Typically, the US Internal Revenue Service has been one of the most robust – and things look set to get more severe. The Biden administration has announced plans to introduce a hike on capital gains tax for high earners, which is likely to disproportionately affect cryptocurrency users who’ve made bank from the recent bull market.
However, tax is perhaps the only area that provides a blueprint for how the cryptocurrency industry responds in the face of strict regulations. Services like Crypto Tax Calculator allows users in 21 jurisdictions to connect to exchanges, wallets, and DeFi protocols to streamline and automate their tax reporting.
It’s also interoperable across blockchains, having recently integrated support for the Polygon network and now offering users the ability to track transactions in MATIC tokens and across all Polygon-based DeFi applications.
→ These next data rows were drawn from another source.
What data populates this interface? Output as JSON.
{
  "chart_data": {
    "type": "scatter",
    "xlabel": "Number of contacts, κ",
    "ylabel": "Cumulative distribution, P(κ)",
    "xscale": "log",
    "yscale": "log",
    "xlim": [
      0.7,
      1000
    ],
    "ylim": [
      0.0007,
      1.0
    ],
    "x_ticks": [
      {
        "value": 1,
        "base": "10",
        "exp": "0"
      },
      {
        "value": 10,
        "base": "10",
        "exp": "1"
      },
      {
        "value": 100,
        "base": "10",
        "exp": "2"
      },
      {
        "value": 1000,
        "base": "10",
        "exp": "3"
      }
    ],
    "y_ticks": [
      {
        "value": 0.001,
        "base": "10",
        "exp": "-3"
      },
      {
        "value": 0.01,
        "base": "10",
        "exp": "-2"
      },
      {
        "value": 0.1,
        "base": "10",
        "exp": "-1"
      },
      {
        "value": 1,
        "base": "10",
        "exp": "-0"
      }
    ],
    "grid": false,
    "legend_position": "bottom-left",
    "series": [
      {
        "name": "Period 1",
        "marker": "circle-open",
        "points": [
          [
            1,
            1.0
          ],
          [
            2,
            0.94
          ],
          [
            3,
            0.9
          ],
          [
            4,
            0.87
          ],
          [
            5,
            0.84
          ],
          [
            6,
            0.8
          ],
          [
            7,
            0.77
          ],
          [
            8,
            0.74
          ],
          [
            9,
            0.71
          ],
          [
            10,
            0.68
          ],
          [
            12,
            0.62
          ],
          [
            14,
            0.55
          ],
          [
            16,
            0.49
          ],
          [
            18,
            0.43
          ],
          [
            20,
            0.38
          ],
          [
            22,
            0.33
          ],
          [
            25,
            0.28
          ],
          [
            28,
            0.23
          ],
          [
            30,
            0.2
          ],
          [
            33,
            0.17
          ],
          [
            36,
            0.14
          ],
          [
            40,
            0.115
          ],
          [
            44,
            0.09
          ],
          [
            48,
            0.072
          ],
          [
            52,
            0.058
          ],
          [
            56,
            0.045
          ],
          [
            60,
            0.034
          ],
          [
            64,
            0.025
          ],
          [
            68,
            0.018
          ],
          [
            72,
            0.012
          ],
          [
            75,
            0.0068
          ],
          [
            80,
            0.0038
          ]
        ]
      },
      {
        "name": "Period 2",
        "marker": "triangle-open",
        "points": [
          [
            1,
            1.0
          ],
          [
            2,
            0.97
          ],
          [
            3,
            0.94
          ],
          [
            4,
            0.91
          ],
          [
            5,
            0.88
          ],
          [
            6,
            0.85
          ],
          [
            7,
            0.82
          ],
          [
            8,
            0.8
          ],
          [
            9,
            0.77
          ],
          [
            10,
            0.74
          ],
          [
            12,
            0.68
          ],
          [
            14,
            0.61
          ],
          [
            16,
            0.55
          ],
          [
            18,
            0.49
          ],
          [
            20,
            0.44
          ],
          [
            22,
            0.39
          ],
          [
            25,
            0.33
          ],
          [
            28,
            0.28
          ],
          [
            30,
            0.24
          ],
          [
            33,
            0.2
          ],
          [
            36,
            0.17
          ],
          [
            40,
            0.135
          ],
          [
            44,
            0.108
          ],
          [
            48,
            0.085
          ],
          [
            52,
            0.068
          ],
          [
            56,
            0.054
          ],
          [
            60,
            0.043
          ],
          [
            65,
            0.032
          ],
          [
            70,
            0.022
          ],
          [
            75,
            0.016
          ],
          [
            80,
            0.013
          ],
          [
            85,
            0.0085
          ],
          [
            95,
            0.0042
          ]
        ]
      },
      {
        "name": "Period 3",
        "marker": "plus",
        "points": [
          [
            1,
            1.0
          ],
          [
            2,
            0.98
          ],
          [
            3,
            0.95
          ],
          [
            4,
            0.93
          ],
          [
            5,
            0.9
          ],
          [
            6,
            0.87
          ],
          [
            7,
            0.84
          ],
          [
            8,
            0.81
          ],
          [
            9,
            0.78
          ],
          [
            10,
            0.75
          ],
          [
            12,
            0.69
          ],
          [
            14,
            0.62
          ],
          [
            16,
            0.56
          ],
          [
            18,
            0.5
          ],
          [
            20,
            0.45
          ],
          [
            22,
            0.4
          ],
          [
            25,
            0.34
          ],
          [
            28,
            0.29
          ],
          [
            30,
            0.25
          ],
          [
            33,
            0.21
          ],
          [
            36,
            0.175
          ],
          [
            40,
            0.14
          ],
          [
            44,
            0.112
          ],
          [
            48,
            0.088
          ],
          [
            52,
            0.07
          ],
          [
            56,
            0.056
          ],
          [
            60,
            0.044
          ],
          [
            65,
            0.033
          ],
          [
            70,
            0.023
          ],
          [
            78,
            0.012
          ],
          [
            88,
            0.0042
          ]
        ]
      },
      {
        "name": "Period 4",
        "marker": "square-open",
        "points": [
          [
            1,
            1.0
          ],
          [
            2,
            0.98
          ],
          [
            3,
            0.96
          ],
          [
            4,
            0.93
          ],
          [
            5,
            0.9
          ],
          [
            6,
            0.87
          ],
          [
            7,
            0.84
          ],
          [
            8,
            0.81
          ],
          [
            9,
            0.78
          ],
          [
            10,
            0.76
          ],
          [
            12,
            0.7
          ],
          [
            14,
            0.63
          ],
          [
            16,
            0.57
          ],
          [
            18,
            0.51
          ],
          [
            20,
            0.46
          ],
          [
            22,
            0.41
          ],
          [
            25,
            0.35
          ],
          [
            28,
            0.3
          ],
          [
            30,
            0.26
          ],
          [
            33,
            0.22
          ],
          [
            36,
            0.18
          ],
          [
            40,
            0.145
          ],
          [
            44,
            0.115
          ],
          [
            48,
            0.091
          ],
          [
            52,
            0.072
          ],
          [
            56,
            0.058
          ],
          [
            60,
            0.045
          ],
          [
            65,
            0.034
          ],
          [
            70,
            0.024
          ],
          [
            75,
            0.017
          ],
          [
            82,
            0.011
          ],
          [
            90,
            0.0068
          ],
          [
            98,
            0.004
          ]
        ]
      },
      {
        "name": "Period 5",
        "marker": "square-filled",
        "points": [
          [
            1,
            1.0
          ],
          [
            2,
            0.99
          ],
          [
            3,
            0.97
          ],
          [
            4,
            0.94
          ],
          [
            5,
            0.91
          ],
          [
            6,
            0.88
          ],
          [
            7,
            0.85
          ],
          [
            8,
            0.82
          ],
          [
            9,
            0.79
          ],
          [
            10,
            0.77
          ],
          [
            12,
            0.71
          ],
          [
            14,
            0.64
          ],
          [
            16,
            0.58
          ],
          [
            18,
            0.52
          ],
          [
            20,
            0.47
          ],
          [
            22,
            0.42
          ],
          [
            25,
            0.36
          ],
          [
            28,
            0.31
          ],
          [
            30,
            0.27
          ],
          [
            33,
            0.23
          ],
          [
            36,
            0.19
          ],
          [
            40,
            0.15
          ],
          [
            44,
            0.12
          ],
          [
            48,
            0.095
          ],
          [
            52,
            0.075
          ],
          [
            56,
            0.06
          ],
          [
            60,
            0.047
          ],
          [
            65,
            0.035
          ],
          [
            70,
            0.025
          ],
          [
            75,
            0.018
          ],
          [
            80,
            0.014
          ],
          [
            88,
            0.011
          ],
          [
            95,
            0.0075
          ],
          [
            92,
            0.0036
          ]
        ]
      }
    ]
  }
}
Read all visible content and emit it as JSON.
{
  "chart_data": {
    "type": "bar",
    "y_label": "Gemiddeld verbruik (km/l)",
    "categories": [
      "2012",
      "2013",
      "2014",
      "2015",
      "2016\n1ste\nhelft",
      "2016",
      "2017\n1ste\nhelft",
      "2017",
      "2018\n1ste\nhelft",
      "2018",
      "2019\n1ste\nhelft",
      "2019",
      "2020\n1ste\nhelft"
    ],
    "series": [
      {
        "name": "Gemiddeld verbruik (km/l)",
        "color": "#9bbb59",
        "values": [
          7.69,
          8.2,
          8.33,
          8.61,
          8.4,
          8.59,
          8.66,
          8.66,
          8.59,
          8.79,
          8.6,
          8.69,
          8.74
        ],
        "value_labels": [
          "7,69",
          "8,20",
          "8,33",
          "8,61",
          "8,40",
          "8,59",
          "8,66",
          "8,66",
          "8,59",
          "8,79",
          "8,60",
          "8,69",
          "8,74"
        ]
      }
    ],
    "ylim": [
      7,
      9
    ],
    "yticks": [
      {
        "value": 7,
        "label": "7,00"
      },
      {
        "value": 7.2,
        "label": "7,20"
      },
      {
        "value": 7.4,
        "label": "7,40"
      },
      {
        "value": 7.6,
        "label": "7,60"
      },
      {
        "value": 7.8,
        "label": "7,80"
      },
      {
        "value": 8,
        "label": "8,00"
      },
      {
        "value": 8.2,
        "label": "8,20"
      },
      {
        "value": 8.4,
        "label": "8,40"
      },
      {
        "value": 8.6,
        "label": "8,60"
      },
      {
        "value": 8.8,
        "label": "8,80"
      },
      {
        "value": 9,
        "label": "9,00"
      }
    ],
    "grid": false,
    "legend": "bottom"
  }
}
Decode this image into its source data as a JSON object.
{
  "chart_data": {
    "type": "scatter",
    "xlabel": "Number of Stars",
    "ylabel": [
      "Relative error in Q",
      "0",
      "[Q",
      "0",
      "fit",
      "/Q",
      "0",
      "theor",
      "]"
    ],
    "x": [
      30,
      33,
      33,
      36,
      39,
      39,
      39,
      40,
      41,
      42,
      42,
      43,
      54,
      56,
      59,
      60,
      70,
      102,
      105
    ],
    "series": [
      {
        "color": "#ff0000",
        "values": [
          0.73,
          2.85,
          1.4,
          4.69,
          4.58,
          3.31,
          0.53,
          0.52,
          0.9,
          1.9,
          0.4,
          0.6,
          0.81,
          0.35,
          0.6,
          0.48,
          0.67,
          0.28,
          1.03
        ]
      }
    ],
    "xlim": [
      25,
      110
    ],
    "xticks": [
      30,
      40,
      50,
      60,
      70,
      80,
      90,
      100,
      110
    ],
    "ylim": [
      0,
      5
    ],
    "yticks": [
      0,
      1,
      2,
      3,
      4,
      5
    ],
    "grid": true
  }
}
Many users may not realize it, but even a crypto-to-crypto transaction is a taxable event in the US, meaning that they could otherwise be in for a surprise if it weren’t for the fact that entrepreneurs have stepped in to fill this gap with automated tax solutions.
Atani takes the idea a step further, providing an all-in-one cryptocurrency trading platform that provides secure access to trading and portfolio tracking across more than 20 exchanges. When it comes to tax season, the user can simply export their transactions using a built-in, one-click tax reporting system with no extra cost.
A Careful Balance
It’s evident that when the need is there, the crypto industry can step up and, in many cases, is pre-emptively preparing for regulation. So if US lawmakers did introduce cryptocurrency regulation, what would good look like?
To answer this question, we went back to Zachary Figueroa from bitFlyer US, who had this to say:
“It is not so much a consideration of whether regulation is “bad” or “good”. Rather, it’s about striking a balance between fostering innovation while ensuring a reasonable degree of consumer and investor protection is in place and preventing illegal use of funds. Some of the efforts for Federal cryptocurrency exchange license or special purpose charter have been the most intriguing in moving regulation forward.”
However, given the glacial pace of developments, it seems that cryptocurrency operators could have some time to wait before anything concrete emerges.